2050 dürfte der Hallstätter Gletscher am Dachstein nur mehr 40 Prozent seines derzeitigen Volumens haben, so Experten. Bei einer Begehung mit Klimaministerin Leonore Gewessler und dem oö. Umweltlandesrat Stefan Kaineder (beide Grüne) wurden am Dienstag die aktuellen Messergebnisse präsentiert.

Um 1856 erstreckte sich der Hallstätter Gletscher über 5,27 Quadratkilometer. Seither hat er 42,3 Prozent dieser Fläche verloren, das Volumen ging sogar auf 37 Prozent der damaligen Eismasse zurück. Dieser Schwund vollzog sich nicht gleichmäßig, immer wieder gab es auch Vorstöße. Der letzte wurde 1981 registriert, seither wird das Eis aber kontinuierlich weniger, so die Analyse der Klimaexperten.

"Wasser ist den Gletscher hinuntergeronnen“

Seit 2006 untersuchen BlueSky Wetteranalysen und die Uni Innsbruck im Auftrag der Energie AG und des oberösterreichischen Klimaschutzressorts die Entwicklung des Dachsteineises. In diesen 15 Jahren hat der Gletscher deutlich an Masse verloren. Auf dem Dachsteingletscher bahne sich ein Katastrophenjahr an, so Meteorologe Klaus Reingruber, der die Gletscherschmelze am Dachstein untersucht: „Der Gletscher schmilzt weiter stark ab, speziell in den letzten vier bis fünf Wochen“. Zu Beginn der Saison (Spätwinter/Frühling 2021) lag viel Schnee, aber der schmolz rasend schnell ab, „das heißt, die Abschmelzung ist in vollem Gange“. Die vergangenen Tage könne man die Situation als sehr, sehr dramatisch bezeichnen, auch aufgrund der starken Niederschläge, so Reingruber: „das Wasser ist den Gletscher hinuntergeronnen“.

Leonore Gewessler mit Stefan Kaineder am Dachsteingletscher
Werner Dedl
Leonore Gewessler mit Stefan Kaineder bei der Begehung mit Pressevertretern

Reingruber erwartet, dass Anfang nächster Woche der Vorjahreswert – ein Minus von 1.400 Millimetern – bereits erreicht sein wird.
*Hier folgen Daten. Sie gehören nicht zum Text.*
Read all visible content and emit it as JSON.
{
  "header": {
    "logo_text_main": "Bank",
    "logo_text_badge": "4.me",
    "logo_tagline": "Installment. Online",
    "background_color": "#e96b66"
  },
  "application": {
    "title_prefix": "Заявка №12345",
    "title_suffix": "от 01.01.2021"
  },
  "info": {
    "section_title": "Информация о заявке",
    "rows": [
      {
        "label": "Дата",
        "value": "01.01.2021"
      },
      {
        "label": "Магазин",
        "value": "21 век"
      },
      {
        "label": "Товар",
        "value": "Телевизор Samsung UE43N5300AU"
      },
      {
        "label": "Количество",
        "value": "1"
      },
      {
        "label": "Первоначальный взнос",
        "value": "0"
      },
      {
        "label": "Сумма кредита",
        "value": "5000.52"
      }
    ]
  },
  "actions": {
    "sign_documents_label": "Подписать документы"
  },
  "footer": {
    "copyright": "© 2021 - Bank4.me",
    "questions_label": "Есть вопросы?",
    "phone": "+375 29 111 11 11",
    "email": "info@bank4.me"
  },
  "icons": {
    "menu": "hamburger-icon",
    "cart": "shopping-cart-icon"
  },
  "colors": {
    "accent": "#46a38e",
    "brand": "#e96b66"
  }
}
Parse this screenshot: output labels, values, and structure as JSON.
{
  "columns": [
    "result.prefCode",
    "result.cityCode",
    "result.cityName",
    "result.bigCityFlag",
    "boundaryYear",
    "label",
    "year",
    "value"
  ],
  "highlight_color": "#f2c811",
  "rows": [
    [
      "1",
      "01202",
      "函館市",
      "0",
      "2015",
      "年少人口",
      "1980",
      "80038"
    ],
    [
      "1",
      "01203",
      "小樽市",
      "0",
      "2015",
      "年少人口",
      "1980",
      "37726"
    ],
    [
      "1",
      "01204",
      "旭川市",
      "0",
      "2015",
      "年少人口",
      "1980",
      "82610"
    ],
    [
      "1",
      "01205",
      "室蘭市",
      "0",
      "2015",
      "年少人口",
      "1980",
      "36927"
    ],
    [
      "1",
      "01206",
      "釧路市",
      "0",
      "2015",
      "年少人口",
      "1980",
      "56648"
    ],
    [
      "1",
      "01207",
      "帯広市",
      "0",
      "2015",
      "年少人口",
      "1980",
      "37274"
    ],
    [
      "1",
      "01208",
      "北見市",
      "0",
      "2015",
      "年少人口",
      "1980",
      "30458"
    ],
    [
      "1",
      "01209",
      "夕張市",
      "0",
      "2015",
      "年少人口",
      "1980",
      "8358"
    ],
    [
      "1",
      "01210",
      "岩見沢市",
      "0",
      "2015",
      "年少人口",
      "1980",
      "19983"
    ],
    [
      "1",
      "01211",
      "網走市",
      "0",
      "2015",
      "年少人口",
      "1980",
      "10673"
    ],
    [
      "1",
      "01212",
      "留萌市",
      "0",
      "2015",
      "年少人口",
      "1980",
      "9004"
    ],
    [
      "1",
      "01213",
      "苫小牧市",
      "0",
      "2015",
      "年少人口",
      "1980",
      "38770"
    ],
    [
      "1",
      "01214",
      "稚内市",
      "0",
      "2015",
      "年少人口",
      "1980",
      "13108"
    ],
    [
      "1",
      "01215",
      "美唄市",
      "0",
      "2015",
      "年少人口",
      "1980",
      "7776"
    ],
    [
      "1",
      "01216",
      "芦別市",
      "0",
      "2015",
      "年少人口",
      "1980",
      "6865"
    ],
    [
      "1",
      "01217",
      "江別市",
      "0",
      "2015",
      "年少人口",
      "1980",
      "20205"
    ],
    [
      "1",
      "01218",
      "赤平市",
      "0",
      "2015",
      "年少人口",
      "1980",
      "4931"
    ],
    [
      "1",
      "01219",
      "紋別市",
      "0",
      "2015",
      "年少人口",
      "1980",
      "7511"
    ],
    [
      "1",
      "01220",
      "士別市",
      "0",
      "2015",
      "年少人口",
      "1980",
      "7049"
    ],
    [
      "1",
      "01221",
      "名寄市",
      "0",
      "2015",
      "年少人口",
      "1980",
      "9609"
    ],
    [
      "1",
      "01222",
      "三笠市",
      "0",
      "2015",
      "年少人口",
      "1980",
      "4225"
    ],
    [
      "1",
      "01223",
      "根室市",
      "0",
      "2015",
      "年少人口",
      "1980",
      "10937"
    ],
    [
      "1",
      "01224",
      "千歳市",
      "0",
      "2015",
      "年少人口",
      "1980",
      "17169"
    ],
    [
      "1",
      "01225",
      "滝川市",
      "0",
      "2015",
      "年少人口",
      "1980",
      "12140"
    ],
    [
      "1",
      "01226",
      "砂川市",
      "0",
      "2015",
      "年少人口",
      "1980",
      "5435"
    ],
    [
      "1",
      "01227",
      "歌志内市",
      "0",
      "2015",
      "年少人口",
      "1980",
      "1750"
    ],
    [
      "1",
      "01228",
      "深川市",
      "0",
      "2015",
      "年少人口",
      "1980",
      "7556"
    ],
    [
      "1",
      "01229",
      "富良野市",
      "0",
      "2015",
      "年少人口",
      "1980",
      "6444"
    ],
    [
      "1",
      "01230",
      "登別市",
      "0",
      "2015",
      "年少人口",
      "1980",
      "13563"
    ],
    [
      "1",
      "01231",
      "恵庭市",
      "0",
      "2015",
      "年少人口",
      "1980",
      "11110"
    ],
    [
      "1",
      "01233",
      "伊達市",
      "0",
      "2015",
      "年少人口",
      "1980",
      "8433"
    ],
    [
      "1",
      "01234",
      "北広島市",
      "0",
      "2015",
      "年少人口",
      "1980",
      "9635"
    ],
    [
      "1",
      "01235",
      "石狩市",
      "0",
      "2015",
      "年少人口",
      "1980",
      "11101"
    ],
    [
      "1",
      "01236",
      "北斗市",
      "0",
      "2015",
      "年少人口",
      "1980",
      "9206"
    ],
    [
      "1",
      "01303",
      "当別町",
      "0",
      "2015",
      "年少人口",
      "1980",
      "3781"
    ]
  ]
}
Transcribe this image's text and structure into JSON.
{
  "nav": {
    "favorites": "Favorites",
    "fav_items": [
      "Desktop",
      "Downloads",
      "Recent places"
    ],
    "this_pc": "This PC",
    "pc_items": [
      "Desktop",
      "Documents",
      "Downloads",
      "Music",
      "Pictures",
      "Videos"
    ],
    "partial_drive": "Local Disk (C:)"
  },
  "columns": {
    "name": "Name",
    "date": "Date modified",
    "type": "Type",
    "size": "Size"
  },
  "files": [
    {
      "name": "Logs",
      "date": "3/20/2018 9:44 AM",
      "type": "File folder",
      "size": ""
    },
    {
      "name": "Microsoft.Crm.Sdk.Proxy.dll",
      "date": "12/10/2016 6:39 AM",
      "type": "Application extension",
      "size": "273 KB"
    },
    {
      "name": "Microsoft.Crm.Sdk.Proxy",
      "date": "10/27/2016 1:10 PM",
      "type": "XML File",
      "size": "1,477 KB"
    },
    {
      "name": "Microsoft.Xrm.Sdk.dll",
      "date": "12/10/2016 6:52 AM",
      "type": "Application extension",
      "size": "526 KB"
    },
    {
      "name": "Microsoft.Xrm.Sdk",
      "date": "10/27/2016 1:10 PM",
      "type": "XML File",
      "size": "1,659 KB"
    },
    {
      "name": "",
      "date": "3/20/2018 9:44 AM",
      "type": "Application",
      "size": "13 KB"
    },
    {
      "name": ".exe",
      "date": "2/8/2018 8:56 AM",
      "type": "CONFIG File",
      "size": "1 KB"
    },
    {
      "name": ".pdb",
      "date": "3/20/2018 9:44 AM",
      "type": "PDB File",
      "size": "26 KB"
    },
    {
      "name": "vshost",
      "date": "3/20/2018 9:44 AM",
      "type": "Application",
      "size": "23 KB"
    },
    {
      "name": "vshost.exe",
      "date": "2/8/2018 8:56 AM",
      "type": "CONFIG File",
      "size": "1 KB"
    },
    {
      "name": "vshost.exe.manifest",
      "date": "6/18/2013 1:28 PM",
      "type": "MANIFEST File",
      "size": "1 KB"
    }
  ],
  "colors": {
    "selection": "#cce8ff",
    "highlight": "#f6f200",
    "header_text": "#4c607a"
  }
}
Geht es in dieser Geschwindigkeit weiter, so sei ein neuer Negativrekord für 2021 möglich.

„Künftige Sommer gesundheitsschädlich heiß“

„Unsere Gletscher sind ganz sensible Naturjuwele und sie schmelzen seit Jahren kontinuierlich dahin“, warnte Gewessler, „und wenn wir so weitertun, werden sie unsere Kinder und Enkelkinder nur mehr aus Erzählungen kennen“. „Die Klimaforschung zeigt uns sehr eindrücklich, wie unerträglich und gesundheitsschädlich heiß es in den Sommern der Zukunft werden wird, wenn wir keine Trendwende beim Ausstoß der Treibhausgase erreichen“, betonte Kaineder.

40 Hitzetage pro Jahr werden Normalität

In den vergangenen drei Jahrzehnten ist die Jahresmitteltemperatur um 1,4 Grad Celsius gestiegen, die Zahl der Tage mit über 30 Grad Celsius hat sich mehr als verdoppelt. Laut einer Studie der Universität für Bodenkultur werden über 40 Hitzetage zur Normalität, im dicht besiedelten Zentralraum des Bundeslandes könnten es sogar bis zu 74 jährlich werden.